My 2x great-grandmother Emma Eliza House (nee Cook) was born on 18th March 1881 in Tottenham, Edmonton in Middlesex. She was 1 of 10 known children; Alfred (1878-?), Alice (1879-?), Emma Eliza (1881-1961), William (1884-?), James (1886-?), Henry Elijah (1888-?), Lilian (1890-1901), John Frederick (1892-1963), Ernest (1894-?) and Alexander (1896-?). Their parents were Henry and Eliza Harriet Cook (nee Taylor).
I have found the baptism record for Emma. It states that the Cook family were living at 5 Vine Cottages, Tottenham, at the time of Emma’s baptism. Henry Cook, her father was a Platelayer.

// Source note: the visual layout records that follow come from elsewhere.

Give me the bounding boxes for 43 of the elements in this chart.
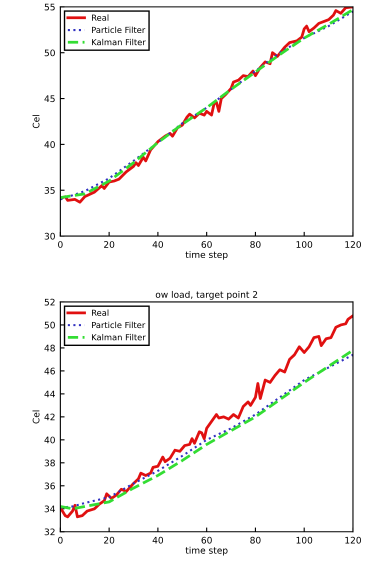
y-tick-label: 55	[44, 4, 55, 10]
x-tick-label: 80	[250, 241, 261, 248]
y-tick-label: 35	[44, 186, 55, 194]
x-tick-label: 40	[152, 536, 164, 544]
x-tick-label: 20	[104, 241, 114, 248]
y-tick-label: 32	[44, 528, 55, 536]
y-axis-title: Cel	[32, 115, 40, 128]
legend-label: Particle Filter	[92, 322, 146, 328]
legend-label: Real	[92, 14, 108, 21]
x-tick-label: 40	[152, 241, 164, 248]
y-tick-label: 50	[44, 49, 55, 56]
y-tick-label: 52	[44, 298, 55, 306]
y-tick-label: 38	[44, 460, 55, 466]
y-tick-label: 34	[44, 505, 55, 512]
y-tick-label: 44	[44, 390, 55, 398]
legend-label: Kalman Filter	[92, 334, 146, 340]
x-axis-title: time step	[186, 251, 228, 260]
y-axis-title: Cel	[32, 410, 40, 424]
y-tick-label: 40	[44, 141, 55, 148]
y-tick-label: 42	[44, 414, 55, 420]
y-tick-label: 50	[44, 322, 55, 329]
x-tick-label: 100	[296, 241, 312, 248]
x-tick-label: 0	[58, 536, 63, 544]
y-tick-label: 45	[44, 95, 55, 102]
x-tick-label: 120	[345, 241, 361, 248]
x-tick-label: 100	[296, 536, 312, 544]
x-tick-label: 60	[202, 241, 212, 248]
x-tick-label: 120	[345, 536, 361, 544]
legend-label: Kalman Filter	[92, 38, 146, 46]
y-tick-label: 36	[44, 482, 55, 490]
y-tick-label: 46	[44, 368, 55, 374]
y-tick-label: 40	[44, 436, 55, 444]
x-tick-label: 60	[202, 536, 212, 544]
legend-label: Particle Filter	[92, 26, 146, 34]
x-tick-label: 20	[104, 536, 114, 544]
x-tick-label: 0	[58, 241, 63, 248]
y-tick-label: 48	[44, 344, 55, 352]
x-axis-title: time step	[186, 546, 228, 556]
legend-label: Real	[92, 309, 108, 316]
line-series	[60, 314, 353, 518]
x-tick-label: 80	[250, 536, 261, 544]
y-tick-label: 30	[44, 232, 55, 240]
chart-title: ow load, target point 2	[156, 290, 258, 300]
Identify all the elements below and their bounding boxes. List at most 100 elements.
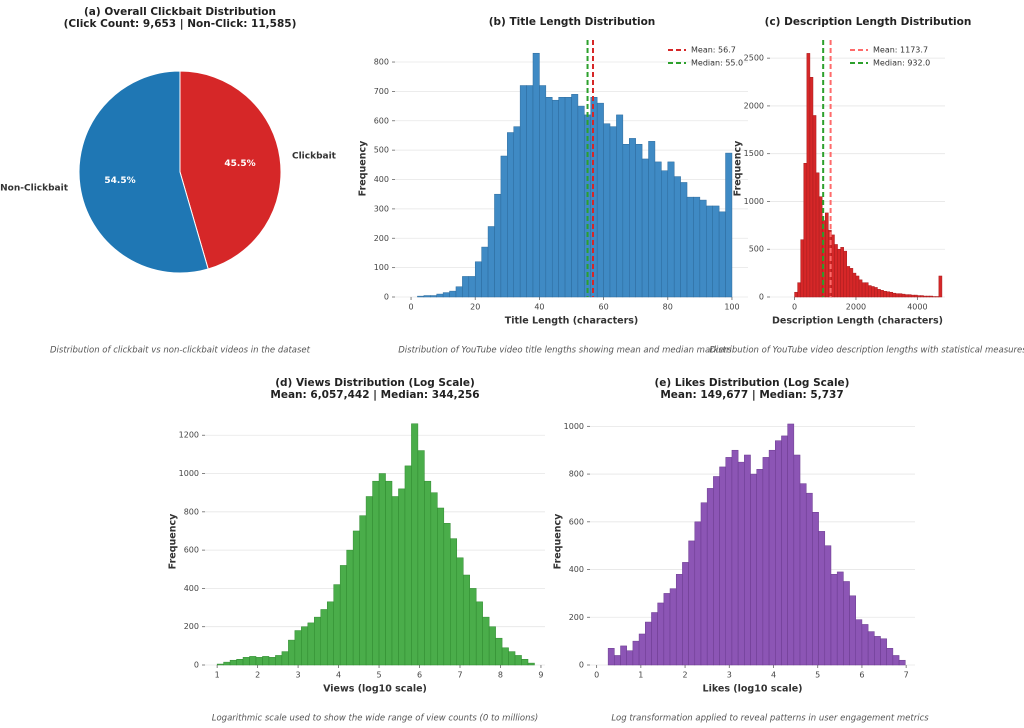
bar [249,656,257,666]
bar [545,97,553,298]
bar [830,574,838,666]
bar [806,53,811,298]
y-tick-label: 600 [569,517,584,526]
bar [843,581,850,666]
bar [645,621,652,666]
bar [797,282,801,298]
x-tick-label: 2000 [846,303,866,312]
bar [301,626,309,666]
bar [494,193,502,298]
bar [871,286,875,298]
y-axis-label: Frequency [358,140,369,196]
bar [654,161,662,298]
bar [892,655,900,666]
bar [706,488,714,666]
y-tick-label: 400 [374,175,389,184]
bar [455,286,463,298]
x-tick-label: 1 [215,671,220,680]
y-tick-label: 700 [374,87,389,96]
y-tick-label: 200 [569,613,584,622]
bar [693,196,701,298]
bar [812,512,819,666]
x-tick-label: 0 [594,671,599,680]
bar [372,480,380,666]
y-tick-label: 500 [749,245,764,254]
bar [818,531,826,666]
bar [855,619,863,666]
bar [564,97,572,298]
bar [892,292,897,298]
x-tick-label: 1 [638,671,643,680]
bar [667,161,675,298]
bar [815,172,820,298]
bar [706,205,713,298]
bar [641,158,649,298]
y-tick-label: 2000 [744,101,764,110]
bar [378,473,386,666]
bar [867,285,872,298]
bar [762,457,770,666]
y-tick-label: 0 [384,293,389,302]
bar [799,483,807,666]
x-tick-label: 20 [470,303,480,312]
y-tick-label: 100 [374,263,389,272]
bar [242,657,250,666]
bar [883,291,887,298]
bar [812,115,817,298]
slice-percent: 54.5% [104,176,135,186]
x-tick-label: 6 [859,671,864,680]
bar [686,196,694,298]
caption: Distribution of YouTube video title leng… [398,346,732,356]
chart-subtitle: (Click Count: 9,653 | Non-Click: 11,585) [64,18,297,30]
bar [904,294,909,298]
bar [320,609,328,666]
bar [669,588,677,666]
x-tick-label: 2 [683,671,688,680]
y-tick-label: 200 [374,234,389,243]
bar [281,651,289,666]
y-tick-label: 600 [374,116,389,125]
bar [840,247,844,298]
bar [651,612,658,666]
bar [818,196,823,298]
bar [475,601,483,666]
bar [824,545,832,666]
bar [700,502,708,666]
bar [314,616,322,666]
bar [275,655,283,666]
slice-label: Non-Clickbait [0,183,69,193]
bar [858,279,863,298]
bar [442,292,450,298]
bar [793,454,801,666]
bar [346,549,354,666]
y-tick-label: 800 [374,58,389,67]
bar [744,454,751,666]
bar [436,293,444,298]
x-tick-label: 4 [771,671,776,680]
bar [236,659,244,666]
pie-slice [179,70,282,270]
bar [787,423,795,666]
bar [629,138,636,298]
bar [688,540,696,666]
bar [577,105,585,298]
bar [216,663,224,666]
bar [837,248,841,298]
bar [880,638,887,666]
bar [886,291,890,298]
bar [571,94,579,298]
bar [614,655,621,666]
bar [713,476,720,666]
bar [488,626,496,666]
bar [507,132,514,298]
bar [834,244,838,298]
bar [718,211,726,298]
bar [469,588,477,666]
y-tick-label: 0 [194,661,199,670]
bar [443,523,451,666]
bar [255,657,263,666]
bar [288,639,296,666]
x-tick-label: 4 [336,671,341,680]
y-tick-label: 0 [579,661,584,670]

Emma married George House on 30th March 1907 in Fawley, Hampshire. I recently acquired a photo of their wedding from my grandmother’s cousin. For some reason, the couple has been cut out of a larger photo. We as a family are unsure of why but it could have been to go in a frame of some kind. At the time of their wedding, Emma was pregnant with her first son.
George and Emma lived at Fawley, Hampshire, where they went on to have a total of 4 children, the youngest being my great grandmother Dorothy Annie May House, who was born in 1913.
The image below shows a newspaper article which reports an apparent ‘Unprovoked’ Assault. As amusing as it seems, I do not believe that it was unprovoked. Family members who knew Emma personally, have all told me that she would be able to stick up for herself as she could be fiery, but she would have never caused something unprovoked.
In 1919 the House family moved from Fawley, Hampshire to Paull, East Yorkshire. This was because George House had been posted at Paull Battery. He was a Royal Marine and had been given the opportunity, after his discharge from the forces. My grandmother told me that Emma never liked living in the north – she preferred it down south.
The photograph below shows Emma stood between her two daughters; Lily (on the left) and Dorothy (on the right).
Emma enjoyed going to the Royal Oak pub in Paull and enjoyed drinking a Whisky and Peppermint. My grandmother’s cousins have told me that Emma always had a pig in the sty, ready for Christmas. She would hang the pig up in the house, after preserving it for future use.
In 1961, Emma was caught in a fire in her bedroom in Paull. This was caused by her nighty (dressing gown) catching fire on the electric heater. A lodger called Tom Dalton, who was living at the house, tried to help her by wrapping her up and attempting to carry Emma down the stairs. This, in fact, made the burns and injuries worse. On 13th February 1961, Emma sadly passed away as a result of her burns.
Emma is buried with her husband George in Paull, East Yorkshire. I am yet to find out the dates of burial. The photo below shows their gravestone. This photo was taken a while ago; I found it with my grandmother in her photographs.